The New York Police Department has added 50 Chevrolet Volts to its fleet this week as part of an effort to reduce air pollution, carbon emissions, and gasoline consumption in the city.

The Volt will be the first electric vehicle used by the NYPD, which also uses electric scooters and golf carts, according to the General Motors. The vehicles are part of an effort to reduce air pollution, carbon emissions and gasoline consumption, Mayor Michael Bloomberg announced at a press conference earlier this week.

In all, 70 new electric vehicles for police, fire, and sanitation are joining the city's fleet, which now has 430 electric vehicles.

"This is the latest and largest-ever addition of electric vehicles to the city's fleet, which is already the largest municipal clean-air vehicle fleet in the nation," New York Mayor Michael Bloomberg said in a press statement. "We will continue to lead by example, but we also must provide New Yorkers with tools to make environmentally friendly choices in their own lives.

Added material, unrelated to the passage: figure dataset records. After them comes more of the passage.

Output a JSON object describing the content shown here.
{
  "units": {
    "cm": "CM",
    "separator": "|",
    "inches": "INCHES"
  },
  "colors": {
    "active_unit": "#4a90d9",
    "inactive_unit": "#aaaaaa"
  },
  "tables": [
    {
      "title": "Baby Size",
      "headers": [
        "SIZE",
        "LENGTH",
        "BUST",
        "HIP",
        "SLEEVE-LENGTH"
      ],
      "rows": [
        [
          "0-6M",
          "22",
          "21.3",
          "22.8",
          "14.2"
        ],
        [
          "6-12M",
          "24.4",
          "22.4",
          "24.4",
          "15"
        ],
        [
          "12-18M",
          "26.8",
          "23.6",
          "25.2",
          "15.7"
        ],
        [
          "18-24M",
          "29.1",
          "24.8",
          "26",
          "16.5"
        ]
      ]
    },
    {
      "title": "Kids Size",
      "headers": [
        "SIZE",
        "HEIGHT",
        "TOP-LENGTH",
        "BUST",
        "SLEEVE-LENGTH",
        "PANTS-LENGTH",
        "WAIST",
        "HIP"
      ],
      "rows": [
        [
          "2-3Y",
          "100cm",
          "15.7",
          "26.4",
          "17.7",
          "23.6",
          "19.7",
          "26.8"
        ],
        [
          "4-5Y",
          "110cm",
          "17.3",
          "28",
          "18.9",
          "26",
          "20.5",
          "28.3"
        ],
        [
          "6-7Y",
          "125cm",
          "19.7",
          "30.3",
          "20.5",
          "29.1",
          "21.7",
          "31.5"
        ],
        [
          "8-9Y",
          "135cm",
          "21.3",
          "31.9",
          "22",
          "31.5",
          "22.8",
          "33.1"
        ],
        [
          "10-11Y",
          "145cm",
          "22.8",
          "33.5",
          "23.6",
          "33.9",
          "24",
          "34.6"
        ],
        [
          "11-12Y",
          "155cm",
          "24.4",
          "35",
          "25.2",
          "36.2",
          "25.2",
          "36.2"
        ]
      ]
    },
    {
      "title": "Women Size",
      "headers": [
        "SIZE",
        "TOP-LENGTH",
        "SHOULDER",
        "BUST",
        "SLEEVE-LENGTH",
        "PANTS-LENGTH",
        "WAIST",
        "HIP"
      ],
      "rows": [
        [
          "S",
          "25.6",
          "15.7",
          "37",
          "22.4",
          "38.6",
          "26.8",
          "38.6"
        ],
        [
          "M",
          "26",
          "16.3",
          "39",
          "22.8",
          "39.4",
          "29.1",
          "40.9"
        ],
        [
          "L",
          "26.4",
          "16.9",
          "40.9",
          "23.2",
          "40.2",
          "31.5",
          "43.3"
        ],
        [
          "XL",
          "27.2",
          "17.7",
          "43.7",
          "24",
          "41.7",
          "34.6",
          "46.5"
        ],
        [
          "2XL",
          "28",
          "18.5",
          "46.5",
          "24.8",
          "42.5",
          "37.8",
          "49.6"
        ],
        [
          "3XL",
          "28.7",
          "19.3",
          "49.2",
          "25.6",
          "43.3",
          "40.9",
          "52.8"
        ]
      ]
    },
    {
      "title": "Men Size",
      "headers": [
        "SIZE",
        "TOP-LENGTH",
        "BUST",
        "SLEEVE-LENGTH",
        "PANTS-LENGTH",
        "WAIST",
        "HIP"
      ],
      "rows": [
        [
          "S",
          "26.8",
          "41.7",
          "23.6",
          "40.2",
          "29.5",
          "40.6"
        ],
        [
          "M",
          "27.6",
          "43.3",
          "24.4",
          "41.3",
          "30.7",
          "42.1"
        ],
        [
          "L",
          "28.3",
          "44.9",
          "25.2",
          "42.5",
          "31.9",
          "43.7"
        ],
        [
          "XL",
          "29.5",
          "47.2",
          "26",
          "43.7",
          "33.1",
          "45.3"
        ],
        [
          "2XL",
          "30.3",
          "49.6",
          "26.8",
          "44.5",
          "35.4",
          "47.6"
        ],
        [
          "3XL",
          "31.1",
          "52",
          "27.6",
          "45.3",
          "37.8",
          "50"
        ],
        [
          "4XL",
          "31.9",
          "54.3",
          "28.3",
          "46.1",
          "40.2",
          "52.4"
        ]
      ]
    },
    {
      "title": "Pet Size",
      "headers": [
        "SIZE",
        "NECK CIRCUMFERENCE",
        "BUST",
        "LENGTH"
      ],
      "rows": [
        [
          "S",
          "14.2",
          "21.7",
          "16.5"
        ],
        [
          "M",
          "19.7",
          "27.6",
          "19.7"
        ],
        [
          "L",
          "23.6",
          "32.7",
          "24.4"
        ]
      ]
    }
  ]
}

For the first 35 miles, the Volt can drive gas- and tailpipe emissions-free using a full charge of electricity stored in its 16-kWh lithium-ion battery. When the Volt's battery runs low, a gas-powered engine takes over to extend the driving range another 344 miles on a full tank. The total driving range is 379 miles.

Funding for the EV program came from a partnership with the New York State Power Authority and from the U.S. Department of Transportation. Each funded part of the difference in cost between the purchase of an EV and a gasoline-powered vehicle. In addition, the U.S. Department of Energy provided a grant to Coulomb Technologies for EV charging stations installed in the city.